Here We Go Again

I should have known what the message would be. I have been studying Colossians as the current sermon series has been camped out in the 3rd chapter. I knew what was left, but I forgot. And I went to the church gathering anyway.

“Wives, submit yourselves to your husbands, as is fitting in the Lord. Husbands, love your wives and do not be harsh with them.”       Colossians 3:18-19

There goes the “S” word again. It isn’t as scary as it once was. I love my husband. But that doesn’t mean it is easy.

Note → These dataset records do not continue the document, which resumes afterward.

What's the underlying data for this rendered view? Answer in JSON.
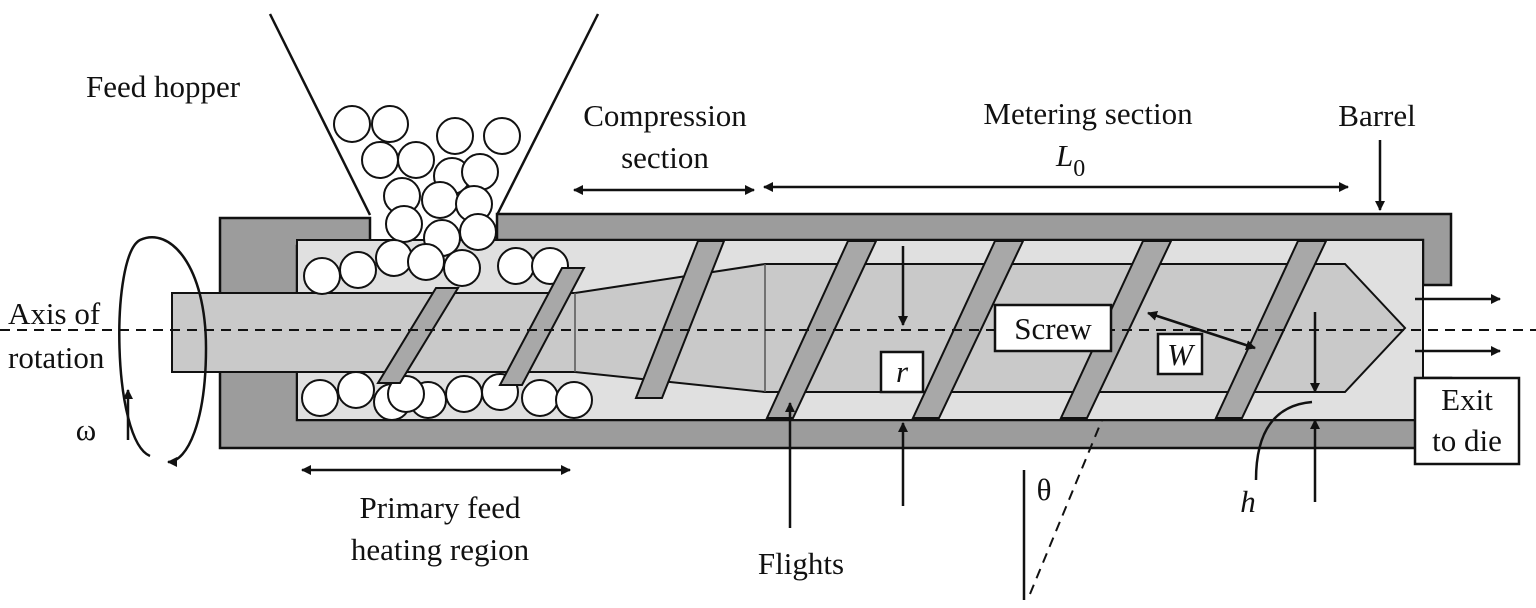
{
  "labels": {
    "feed_hopper": "Feed hopper",
    "compression_1": "Compression",
    "compression_2": "section",
    "metering": "Metering section",
    "length_symbol": "L",
    "length_subscript": "0",
    "barrel": "Barrel",
    "axis_1": "Axis of",
    "axis_2": "rotation",
    "omega": "ω",
    "screw": "Screw",
    "width_symbol": "W",
    "radius_symbol": "r",
    "exit_1": "Exit",
    "exit_2": "to die",
    "primary_1": "Primary feed",
    "primary_2": "heating region",
    "flights": "Flights",
    "theta": "θ",
    "height_symbol": "h"
  }
}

Really, the fact that there was so much time spent on defining submission annoyed me. It seems simple: if a husband loves his wife like Christ loves the Church, it is easy for a wife to submit. There would be lots more sex and home cooked meals. It seems so straightforward: husbands need to love wives better. 

Simple, perhaps, but yet there is sin, and struggle, and fear. We both have needs and desires that we fight to meet, sometimes even fighting against each other. But even the desire for the husband to love better first is borne of sin. I don’t want to control him, but I want complete safety and security in my submission. Where does my hope come from? My husband’s behavior? My husband’s love?

I am not an expert on marriage, though I have been married long enough that I should probably be better at it. What I seem to be getting quite familiar with is my deceived heart. The world says we should treat people according to how they treat us. If we aren’t happy, we should find something or someone that will make us happy. My heart wants to follow the world’s logic. It feels safe. It feels secure. But I am not content to follow the world because I desire to submit to the leadership of Jesus in all things, even in this. 

I don’t want to presume that Paul meant something he didn’t, but perhaps he, or at least God, chose the sequence for a reason. If I were writing about the head or the important person to the least (child, slave), which seems like a clean linear way to provide instructions, I would probably start with the husband. Instead, this passage instructs wives first. Why?

Maybe because submission is an action that makes us vulnerable without direct dividends. Maybe because it is a higher calling to encourage new behavior than to discourage bad behaviors. Maybe because this very instruction elevated women in the church. 

There was one other thing that struck me this morning. We always puff up the idea as noble that husbands should love us like Christ loved the church, dying for it. But we, wives, are called to submit to our husbands and we have two pictures for that. It could be as reciprocal and simple as the church submitting to the leadership of Jesus. The one that I began to understand today was that we submit to our husbands as Jesus submitted to the Father. 

Jesus gave up all to fulfill the Father’s will. Jesus demonstrated powerful images of submission: He endured harassment, abandonment, and misunderstanding during His life for His Father’s sake, in the hours before His death, in Gethsemane Jesus submitted to the will of the Father (Your will not mine) and one last time while on the cross (into Your hands).

I have loved my husband since the second week of our dating. But submission is costlier and I have not been able to submit for as long as I have loved him. Jesus continues to work on my heart, to make it brave and strong and remain submitted to Him, even as He teaches me to submit, with joy not grudgingly, to my husband.